When school begins again in August, one thing will be missing from snacks sold at school sites and athletic events: pickles.
Rhonda Kerns, Tahlequah Public Schools Child Nutrition director, told members of the TPS School Board recently that the U.S. Department of Agriculture has modified what snacks can be sold in schools.
“The USDA sets the standards for foods sold in schools,” said Kerns. “This only affects a la cart items.”
The new regulations do not affect night activities, just sales between midnight and 30 minutes after the end of school.
“PTA sells during the day, and athletic events during the day have to comply with the USDA regulations,” said Lisa Presley, TPS superintendent of schools. “We will manage it, but it will be challenging.”

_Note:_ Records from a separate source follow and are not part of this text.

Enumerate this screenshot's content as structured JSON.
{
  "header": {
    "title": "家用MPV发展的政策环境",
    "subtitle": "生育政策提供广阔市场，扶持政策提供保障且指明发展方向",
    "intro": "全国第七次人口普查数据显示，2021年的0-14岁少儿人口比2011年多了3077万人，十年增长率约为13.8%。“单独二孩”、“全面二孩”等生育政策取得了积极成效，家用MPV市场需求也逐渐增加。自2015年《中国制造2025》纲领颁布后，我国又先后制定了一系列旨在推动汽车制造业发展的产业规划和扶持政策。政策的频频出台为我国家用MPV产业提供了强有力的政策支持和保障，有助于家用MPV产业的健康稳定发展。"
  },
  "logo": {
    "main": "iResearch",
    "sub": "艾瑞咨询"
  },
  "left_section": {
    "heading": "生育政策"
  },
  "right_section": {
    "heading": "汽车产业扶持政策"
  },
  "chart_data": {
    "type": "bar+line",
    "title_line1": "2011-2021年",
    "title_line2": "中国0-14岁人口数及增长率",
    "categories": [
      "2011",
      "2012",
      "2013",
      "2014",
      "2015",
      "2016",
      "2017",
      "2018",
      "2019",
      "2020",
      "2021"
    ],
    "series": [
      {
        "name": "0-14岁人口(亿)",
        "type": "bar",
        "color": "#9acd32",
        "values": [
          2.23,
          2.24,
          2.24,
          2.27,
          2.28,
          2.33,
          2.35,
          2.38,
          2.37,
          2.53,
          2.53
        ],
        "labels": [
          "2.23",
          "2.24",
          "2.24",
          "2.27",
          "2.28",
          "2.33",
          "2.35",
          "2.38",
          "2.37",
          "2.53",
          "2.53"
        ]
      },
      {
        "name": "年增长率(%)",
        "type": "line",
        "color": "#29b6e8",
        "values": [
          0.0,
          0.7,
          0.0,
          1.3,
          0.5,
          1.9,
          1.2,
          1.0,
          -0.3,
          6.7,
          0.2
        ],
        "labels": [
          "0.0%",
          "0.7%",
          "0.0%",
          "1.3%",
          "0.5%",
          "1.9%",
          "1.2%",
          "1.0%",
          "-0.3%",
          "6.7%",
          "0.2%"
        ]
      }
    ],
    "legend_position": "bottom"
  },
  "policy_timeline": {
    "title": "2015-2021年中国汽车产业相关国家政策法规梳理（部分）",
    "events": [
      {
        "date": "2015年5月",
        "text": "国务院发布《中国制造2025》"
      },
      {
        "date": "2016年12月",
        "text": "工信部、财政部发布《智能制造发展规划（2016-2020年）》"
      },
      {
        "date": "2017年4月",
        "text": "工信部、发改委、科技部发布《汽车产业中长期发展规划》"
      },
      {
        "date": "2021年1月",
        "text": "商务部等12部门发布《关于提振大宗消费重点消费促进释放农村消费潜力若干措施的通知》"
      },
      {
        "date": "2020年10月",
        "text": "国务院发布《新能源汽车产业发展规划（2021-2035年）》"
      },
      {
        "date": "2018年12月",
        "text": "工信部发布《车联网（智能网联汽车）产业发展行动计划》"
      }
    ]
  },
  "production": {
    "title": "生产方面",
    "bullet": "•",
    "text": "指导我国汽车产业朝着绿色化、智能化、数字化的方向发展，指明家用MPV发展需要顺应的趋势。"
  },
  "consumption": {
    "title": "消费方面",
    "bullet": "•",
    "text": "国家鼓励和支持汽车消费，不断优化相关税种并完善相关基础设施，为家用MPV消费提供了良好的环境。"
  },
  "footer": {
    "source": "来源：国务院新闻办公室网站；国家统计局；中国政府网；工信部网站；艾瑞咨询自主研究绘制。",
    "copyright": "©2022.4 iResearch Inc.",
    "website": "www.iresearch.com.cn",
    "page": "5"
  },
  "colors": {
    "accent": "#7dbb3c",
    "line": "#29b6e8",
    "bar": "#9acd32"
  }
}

Elementary school sites and Tahlequah Middle School’s PTAs sell snacks, including pickles and popcorn one day a week as a fundraiser. Presley said Kerns is working on a popcorn the district can use at all of its sites and concession stands.
The problem with the pickles many students like to purchase is the amount of sodium in each pickle.
“There are 840 grams of sodium in one of those pickles,” said Kerns. “The allocated amount from the USDA is 230 grams for a snack item and 480 for an entree item.”
Monica Rotton, TMS PTA member for four years, supervised the Friday popcorn days and concessions at TMS.
“I purchased what the PTA sold each week and pickles was in the top three sellers,” said Rotton. “The PTA could purchase a large jar with 10 to 12 pickles in it for $5 and sell each pickle for $1. Students love them, and it was a great profit earner for PTA.”
Rotton said she is sure healthier snacks could be sold, and another top seller will replace the ever-favorite pickle.
DID YOU KNOW?
USDA Nutrition Standard for Foods state that the item must be a whole-grain or rich-grain product; have as the first ingredient a fruit, vegetable, a dairy product or a protein food; be a combination food that contains at least one-fourth cup of fruit and/or vegetable; and contains 10 percent of the daily value of one of the nutrients of public health concern in the 2010 Dietary Guidelines for Americans.